A boy plays with a "My First Drone"Image copyright Getty Images
Image caption Consumers are urged to check goods, including toys, are from genuine sellers

More than 4,000 items worth more than £130,000 were seized in counterfeit goods raids in Wales over Christmas.

Welsh councils’ trading standards teams carried out 39 raids and netted 4,391 items believed to be fake, including toys, clothes, footwear and cosmetics.

All together, the items are worth an estimated street value of £132,115.

Wales Heads of Trading Standards warned people caught selling these items risked a heavy fine or prison.

More than 100 traders in Wales were targeted by authorities this Christmas and a number of campaigns had warned the public about buying “bargain” gifts.

Powys council seized the largest amount of goods – four raids uncovered 1,500 items valued at about £30,000.

Image copyright Trading Standards

A raid in Cardiff found 25 items of jewellery worth at least £25,000 while Bridgend council also made one seizure of 500 items worth £10,000.

Rhondda Cynon Taf council carried out four raids and uncovered 400 items worth £20,000, plus £1,000 in cash and “several thousands of pounds worth of drugs”.

Yet the true number of goods seized and their estimated worth could be even higher as some councils could not give specific details.

Image copyright South Wales Police
Image caption South Wales Police seized thousands of pounds worth of counterfeit goods in Bridgend in November

These figures also do not include counterfeit cigarettes or tobacco – found in Powys, Monmouthshire and Denbighshire.
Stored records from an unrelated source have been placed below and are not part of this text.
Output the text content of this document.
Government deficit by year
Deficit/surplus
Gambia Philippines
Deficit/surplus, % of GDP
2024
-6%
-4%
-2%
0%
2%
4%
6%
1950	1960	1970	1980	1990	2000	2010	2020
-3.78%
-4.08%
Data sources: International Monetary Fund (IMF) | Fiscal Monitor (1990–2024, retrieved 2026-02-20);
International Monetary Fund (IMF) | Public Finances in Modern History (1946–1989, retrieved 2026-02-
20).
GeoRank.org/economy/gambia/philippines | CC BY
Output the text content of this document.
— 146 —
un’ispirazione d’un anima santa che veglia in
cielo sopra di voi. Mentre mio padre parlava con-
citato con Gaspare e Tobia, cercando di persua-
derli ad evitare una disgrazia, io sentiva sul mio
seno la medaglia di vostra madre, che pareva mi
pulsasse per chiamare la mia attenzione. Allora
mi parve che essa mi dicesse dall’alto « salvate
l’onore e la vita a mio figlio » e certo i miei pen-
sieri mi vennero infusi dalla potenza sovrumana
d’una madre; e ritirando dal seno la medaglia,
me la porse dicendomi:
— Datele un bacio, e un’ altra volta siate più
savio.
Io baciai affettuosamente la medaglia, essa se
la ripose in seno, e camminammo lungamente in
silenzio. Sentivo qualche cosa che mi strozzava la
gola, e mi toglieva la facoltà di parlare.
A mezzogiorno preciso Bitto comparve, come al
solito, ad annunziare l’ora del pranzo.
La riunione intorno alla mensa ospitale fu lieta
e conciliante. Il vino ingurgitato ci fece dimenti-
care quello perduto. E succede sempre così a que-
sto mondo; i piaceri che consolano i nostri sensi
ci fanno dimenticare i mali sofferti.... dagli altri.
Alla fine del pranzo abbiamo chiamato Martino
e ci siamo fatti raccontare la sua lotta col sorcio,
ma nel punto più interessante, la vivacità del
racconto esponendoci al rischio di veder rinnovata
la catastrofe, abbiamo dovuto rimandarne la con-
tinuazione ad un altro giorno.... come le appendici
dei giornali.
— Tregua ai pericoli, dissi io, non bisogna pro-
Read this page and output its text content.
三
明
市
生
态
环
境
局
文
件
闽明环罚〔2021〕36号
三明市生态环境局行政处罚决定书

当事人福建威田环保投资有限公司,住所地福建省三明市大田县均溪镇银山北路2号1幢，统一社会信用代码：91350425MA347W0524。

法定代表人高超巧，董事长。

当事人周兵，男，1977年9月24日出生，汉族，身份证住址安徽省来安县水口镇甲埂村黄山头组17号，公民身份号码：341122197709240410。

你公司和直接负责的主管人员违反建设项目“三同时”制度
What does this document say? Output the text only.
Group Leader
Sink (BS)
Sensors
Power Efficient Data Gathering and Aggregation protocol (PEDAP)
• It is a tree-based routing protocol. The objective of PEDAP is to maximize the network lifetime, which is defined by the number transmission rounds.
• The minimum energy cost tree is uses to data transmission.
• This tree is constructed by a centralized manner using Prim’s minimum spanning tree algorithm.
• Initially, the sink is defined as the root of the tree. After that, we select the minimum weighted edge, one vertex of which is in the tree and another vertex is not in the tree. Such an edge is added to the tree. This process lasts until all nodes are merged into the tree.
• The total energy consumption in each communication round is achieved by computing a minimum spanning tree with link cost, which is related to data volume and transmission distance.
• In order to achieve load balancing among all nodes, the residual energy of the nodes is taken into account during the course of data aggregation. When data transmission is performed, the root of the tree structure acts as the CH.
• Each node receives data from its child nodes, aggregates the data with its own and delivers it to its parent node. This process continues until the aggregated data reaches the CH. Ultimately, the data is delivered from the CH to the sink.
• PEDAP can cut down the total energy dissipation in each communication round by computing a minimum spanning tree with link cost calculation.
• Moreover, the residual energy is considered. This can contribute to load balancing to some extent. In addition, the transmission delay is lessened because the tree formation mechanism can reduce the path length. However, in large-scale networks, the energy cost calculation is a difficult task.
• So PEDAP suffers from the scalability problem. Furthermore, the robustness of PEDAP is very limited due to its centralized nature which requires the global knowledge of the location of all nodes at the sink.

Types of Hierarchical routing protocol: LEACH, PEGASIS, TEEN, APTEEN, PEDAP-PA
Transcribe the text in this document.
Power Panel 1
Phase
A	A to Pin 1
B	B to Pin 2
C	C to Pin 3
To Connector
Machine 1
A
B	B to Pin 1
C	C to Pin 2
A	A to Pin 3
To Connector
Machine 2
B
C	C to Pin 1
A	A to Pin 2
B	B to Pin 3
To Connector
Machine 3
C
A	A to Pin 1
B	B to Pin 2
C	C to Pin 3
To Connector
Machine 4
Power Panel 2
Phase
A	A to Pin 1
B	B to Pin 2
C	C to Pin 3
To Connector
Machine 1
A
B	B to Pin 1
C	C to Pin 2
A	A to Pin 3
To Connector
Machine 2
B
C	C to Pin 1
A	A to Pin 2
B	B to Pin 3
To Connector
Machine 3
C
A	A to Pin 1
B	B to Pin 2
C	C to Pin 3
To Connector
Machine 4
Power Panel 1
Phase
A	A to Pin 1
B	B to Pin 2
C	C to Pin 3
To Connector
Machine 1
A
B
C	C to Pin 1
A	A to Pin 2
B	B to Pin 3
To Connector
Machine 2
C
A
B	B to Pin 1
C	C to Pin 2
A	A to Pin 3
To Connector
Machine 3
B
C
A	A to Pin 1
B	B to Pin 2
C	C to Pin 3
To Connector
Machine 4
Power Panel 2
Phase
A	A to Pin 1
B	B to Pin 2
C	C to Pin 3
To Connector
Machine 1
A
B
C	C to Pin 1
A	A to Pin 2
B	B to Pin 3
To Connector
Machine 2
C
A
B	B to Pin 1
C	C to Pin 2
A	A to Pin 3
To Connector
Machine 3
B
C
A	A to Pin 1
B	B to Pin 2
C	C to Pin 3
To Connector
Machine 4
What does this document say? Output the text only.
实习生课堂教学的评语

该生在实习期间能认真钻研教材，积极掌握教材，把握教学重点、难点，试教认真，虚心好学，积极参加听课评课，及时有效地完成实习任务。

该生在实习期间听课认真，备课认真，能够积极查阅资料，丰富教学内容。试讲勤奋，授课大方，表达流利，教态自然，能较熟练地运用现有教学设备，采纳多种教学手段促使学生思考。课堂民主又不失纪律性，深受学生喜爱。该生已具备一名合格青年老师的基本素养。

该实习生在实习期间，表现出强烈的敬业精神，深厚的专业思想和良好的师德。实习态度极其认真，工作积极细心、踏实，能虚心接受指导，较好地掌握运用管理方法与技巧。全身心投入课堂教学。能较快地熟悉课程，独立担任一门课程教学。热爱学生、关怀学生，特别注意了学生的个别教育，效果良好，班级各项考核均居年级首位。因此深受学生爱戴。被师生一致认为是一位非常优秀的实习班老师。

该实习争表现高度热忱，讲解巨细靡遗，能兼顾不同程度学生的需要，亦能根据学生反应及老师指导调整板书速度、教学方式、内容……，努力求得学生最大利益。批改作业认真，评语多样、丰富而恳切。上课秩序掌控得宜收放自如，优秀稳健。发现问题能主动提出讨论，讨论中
Trading standards officers from Powys council said they uncovered a “sizeable network of sales of counterfeit tobacco” which ran “into the millions”.

Alison Farrar, who leads Wales Heads of Trading Standards, said its officers had urged shoppers to be “alert and aware” when it came to buying presents in the run up to Christmas.

“Counterfeiting is a serious crime which can have a real impact upon our communities, and the seizure of this large haul of counterfeit goods across Wales is the result of a lot of hard work by a number of different organisations all working together to ensure these items don’t end up for sale,” she said.

Image copyright South Wales Police
Image caption Boxes of fake Nike trainers were found in the Bridgend raid

Ros Lynch, director of copyright and enforcement at the Intellectual Property Office, said this work was “vital” to protect consumers from counterfeit products “which can be dangerous and have serious health and safety implications”.

“We regularly work with brand owners, brand representatives, law enforcement bodies and trading standards to share information about people who are selling counterfeit goods, so our warning to traders is that, if they are found to be selling these products, it could result in a prison sentence,” she added.

According to the UK Anti-Counterfeiting Group, more than 120,000 fake products were netted over the 2016 festive period, “a proportion of which was heading for Welsh consumers”.

But it stressed it was difficult to give precise figures on exactly how many goods were seized in Wales due to the fact many suppliers buy the products elsewhere in the UK or on social media.